A. La décision rendue par la SAR était-elle déraisonnable ?

[18] Je conclus que la SAR s’est erronément concentrée sur la crédibilité du demandeur et n’a pas adressé le danger auquel il fait face étant donné son ethnie. Le critère évaluant le bien-fondé de la demande d’asile considère le risque prospectif auquel fera face le demandeur. Or, la décision de la SAR était déraisonnable.

[19] La SAR a accepté certaines preuves; notamment l’attaque sur le village du demandeur, ce qui a mené à la mort de membres de sa famille. La SAR n'a pas non plus remis en cause sa crédibilité quant à son appartenance ethnique Dogon. En outre, la SAR a considéré le Mali comme le seul pays de référence.
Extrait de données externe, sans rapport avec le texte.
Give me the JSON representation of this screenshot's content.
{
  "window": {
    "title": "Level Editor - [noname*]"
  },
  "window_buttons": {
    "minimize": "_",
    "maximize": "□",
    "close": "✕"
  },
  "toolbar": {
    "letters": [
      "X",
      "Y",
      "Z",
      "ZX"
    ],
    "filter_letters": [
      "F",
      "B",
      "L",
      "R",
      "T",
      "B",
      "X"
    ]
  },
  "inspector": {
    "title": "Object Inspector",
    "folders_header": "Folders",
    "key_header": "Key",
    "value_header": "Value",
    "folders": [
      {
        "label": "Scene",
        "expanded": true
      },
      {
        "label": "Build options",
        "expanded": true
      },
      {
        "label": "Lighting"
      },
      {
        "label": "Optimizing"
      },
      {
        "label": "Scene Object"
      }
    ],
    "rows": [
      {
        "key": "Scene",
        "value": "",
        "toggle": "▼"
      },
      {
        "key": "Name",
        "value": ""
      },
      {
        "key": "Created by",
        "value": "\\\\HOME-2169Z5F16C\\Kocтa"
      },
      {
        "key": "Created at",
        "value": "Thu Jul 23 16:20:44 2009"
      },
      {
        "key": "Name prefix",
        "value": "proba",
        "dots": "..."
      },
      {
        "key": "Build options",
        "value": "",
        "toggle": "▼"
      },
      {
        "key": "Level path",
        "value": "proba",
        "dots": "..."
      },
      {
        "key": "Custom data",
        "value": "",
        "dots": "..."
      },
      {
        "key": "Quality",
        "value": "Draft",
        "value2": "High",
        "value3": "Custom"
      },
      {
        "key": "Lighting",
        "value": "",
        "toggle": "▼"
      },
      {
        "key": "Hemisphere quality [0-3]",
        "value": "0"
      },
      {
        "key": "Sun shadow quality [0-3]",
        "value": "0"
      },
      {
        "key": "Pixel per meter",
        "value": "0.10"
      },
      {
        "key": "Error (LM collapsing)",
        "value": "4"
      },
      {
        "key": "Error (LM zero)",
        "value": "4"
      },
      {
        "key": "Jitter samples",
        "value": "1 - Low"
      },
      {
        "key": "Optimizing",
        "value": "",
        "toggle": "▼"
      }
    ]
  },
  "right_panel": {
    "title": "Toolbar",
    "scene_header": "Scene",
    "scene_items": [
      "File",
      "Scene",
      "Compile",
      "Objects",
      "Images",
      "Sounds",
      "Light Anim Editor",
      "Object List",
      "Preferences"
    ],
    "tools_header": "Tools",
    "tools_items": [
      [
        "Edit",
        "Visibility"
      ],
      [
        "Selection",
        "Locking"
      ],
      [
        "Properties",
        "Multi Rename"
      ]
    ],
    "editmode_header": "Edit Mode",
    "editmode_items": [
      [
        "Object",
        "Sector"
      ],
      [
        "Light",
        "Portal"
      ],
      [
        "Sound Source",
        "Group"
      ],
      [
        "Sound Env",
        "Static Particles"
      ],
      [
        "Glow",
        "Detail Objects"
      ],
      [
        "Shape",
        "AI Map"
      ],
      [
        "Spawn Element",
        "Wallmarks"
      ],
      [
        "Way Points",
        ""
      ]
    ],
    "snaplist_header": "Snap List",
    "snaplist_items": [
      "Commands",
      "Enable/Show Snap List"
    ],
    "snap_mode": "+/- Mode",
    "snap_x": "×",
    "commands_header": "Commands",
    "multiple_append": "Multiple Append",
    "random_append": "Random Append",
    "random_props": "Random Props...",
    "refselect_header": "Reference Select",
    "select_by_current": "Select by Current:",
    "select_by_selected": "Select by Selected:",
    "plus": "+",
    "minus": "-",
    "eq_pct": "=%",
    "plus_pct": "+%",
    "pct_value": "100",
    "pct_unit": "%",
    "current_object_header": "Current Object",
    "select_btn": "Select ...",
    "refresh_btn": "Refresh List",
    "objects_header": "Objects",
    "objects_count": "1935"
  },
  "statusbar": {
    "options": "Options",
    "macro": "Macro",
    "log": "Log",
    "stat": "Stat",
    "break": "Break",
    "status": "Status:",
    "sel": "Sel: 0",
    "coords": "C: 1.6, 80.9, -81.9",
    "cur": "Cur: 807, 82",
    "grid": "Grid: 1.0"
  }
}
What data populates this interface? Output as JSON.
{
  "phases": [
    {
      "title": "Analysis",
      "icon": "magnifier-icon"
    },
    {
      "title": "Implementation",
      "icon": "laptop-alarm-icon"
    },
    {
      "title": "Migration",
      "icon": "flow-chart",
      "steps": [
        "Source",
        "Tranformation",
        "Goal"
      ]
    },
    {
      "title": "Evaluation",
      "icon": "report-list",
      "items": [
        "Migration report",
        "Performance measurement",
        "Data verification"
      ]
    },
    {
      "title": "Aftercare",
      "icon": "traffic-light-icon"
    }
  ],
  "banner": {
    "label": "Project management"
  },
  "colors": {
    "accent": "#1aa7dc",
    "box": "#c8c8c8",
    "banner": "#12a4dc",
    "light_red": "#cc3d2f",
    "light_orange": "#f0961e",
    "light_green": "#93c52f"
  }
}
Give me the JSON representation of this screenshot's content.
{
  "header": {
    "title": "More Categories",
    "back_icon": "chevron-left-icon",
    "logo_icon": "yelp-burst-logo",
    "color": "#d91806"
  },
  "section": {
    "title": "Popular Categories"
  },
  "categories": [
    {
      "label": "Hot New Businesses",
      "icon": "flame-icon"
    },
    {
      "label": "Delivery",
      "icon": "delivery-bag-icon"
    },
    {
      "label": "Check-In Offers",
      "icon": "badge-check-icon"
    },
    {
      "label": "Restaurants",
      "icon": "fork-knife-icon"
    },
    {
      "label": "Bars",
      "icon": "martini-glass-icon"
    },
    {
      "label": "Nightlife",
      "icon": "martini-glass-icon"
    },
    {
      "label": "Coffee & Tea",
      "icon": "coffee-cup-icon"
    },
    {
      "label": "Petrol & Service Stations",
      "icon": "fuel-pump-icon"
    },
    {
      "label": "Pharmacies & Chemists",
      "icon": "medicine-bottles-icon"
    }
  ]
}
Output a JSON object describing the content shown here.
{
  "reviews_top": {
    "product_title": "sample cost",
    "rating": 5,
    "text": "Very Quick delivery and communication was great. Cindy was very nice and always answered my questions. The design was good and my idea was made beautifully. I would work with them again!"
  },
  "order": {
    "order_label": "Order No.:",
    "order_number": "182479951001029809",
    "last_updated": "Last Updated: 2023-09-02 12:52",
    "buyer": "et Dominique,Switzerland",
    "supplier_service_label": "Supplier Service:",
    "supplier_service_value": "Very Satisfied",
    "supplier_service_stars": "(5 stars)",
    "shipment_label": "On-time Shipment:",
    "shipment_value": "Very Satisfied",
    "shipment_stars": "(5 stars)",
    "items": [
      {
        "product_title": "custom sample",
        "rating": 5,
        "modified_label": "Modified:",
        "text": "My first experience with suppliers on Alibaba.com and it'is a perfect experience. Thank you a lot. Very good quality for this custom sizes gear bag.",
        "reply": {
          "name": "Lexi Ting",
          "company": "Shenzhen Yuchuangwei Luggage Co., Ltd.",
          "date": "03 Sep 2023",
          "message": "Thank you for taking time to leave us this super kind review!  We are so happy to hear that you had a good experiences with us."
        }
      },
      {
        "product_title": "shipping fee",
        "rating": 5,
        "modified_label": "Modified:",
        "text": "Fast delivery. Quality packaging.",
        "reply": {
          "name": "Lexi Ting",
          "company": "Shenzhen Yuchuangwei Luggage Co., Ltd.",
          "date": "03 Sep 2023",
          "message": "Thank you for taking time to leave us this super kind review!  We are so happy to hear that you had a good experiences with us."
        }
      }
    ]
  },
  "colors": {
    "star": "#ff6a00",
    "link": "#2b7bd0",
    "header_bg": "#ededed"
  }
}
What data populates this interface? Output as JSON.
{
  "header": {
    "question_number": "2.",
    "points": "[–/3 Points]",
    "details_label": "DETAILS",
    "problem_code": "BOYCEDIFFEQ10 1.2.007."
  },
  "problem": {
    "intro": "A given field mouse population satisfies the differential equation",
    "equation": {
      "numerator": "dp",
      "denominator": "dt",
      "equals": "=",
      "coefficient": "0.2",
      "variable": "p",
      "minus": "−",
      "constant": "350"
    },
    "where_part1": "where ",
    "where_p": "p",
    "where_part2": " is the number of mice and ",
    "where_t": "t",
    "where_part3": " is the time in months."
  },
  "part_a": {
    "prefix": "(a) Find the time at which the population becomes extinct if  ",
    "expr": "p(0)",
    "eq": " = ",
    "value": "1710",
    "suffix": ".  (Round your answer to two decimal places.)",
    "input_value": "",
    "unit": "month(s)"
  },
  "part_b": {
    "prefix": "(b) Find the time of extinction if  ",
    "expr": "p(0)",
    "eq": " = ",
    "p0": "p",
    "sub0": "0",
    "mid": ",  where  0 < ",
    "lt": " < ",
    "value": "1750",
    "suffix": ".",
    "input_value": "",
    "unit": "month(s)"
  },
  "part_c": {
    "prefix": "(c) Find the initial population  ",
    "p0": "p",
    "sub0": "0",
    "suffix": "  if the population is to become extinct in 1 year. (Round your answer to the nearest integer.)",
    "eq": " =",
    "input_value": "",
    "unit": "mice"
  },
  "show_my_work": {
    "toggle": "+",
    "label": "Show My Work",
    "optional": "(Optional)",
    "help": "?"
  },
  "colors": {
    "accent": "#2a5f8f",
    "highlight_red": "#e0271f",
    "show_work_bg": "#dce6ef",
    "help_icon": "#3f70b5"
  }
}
[20] La SAR a traité la principale question déterminante comme étant celle de savoir si le demandeur était au Mali lors de l’attaque de mai 2021. La SAR a raisonné que, puisque la prépondérance des probabilités établissait qu’il n’était pas au Mali lors de l’attaque, et donc que sa crainte n’aurait pu débuter qu’après que les attaques se soient produites, le demandeur n’avait pas crainte raisonnable de persécution.

[21] Cependant, la SPR n’a pas adressé le profil du demandeur comme Dogon dans le contexte du critère évaluant la demande d’asile, qui est prospectif. Ce point a été soulevé comme étant une erreur devant la SAR, qui a répondu au paragraphe 34 ci-dessous :

[34] M. Ouologuem ne présente aucun argument sur le risque prospectif de persécution au Mali. Puisqu’il n’est pas crédible, la SPR n’avait pas à analyser son risque au Mali.

[22] Les conclusions de la SAR en matière de crédibilité, qui allaient toutes dans le sens d'un rejet des allégations de persécution passée, ont entaché l’analyse de la SAR sur les éléments de preuve qu'elle a acceptés, dont l’appartenance ethnique du demandeur, qui portait sur le risque prospectif. La question du risque prospectif était indépendante de la véracité ou de la fausseté des événements passés.

[23] Comme la SAR n’a pas remis en question le fait que le demandeur appartient à l’ethnie des Dogons, et il existait des preuves de conflits ethniques devant la SAR, la SAR devait analyser la possibilité sérieuse de persécution à son retour au Mali en raison de son appartenance ethnique (Salibian c Canada (Ministre de l’Emploi et de l’Immigration), 1990 CanLII 7978 (CAF) aux pp 250-258).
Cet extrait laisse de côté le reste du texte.